Design-Thinking Process

  1. 1

    Empathize: Discuss why the artists and mapmakers we’ve discussed chose which features to include in their maps. What are the different purposes of each of the maps? What were the artists trying to communicate? Do some research on the artists and mapmakers to gain more insight into their artistic practice and how they made their maps. Also consider the users/viewers of these maps. What is the viewing experience like? What information is the viewer getting? Is there an expectation for the viewer to see/think/do something after viewing the map? What purpose or function is the map serving for the viewer?

  2. 2

    Connect: Have the class split into teams. Each team will brainstorm the different challenges that confront their local community. Ask teams to define the geographic area their maps will encompass. Have them identify how they will categorize the different types of assets or resources that could work to solve the problem they will focus on, for example: sports and recreation, arts and culture, food, health care, education, religion, etc. Consider the intended audience for your community resource map. Which community groups will you involve in your design challenge? How will your map connect them?

  3. 3

    Ideate: After selecting the community problem and assets/resources you want to focus on, determine how you will collect and visually represent your data. What is the best method for creating and sharing your map? Will you go the hand-drawn route or use a tool like Wikimaps, Siftr, Google Maps, or other open-source mapping software? How will you use your community resource map as a tool for community-based problem solving?

  4. 4

    Prototype: Work through various prototypes and iterations of what your map can look like to find the best format.

  5. 5

    Test: Share your community resource maps and explain the community challenge you were trying to address, and which relationships and assets you focused on.
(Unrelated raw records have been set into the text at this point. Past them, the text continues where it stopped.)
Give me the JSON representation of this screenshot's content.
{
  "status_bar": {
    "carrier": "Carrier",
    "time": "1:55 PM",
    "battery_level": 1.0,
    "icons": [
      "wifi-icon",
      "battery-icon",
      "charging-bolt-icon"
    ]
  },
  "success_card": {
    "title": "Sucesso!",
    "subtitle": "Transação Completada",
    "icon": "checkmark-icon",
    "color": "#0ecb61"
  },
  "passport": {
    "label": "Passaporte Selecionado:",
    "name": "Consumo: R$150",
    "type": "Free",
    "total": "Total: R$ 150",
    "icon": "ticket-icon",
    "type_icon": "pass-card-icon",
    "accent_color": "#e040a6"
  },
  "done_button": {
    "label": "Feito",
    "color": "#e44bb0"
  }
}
If possible, gather community members and share students’ ideas and maps directly with their intended audience. At the end, reflect on the question, “If you were to do this again, what would you do differently?” Solicit constructive feedback from peers and community reviewers; from their perspectives, what worked well, what made this idea compelling, and what could have been improved? How can these community resource maps be used to inform improvements in community decision making, policy, and infrastructure?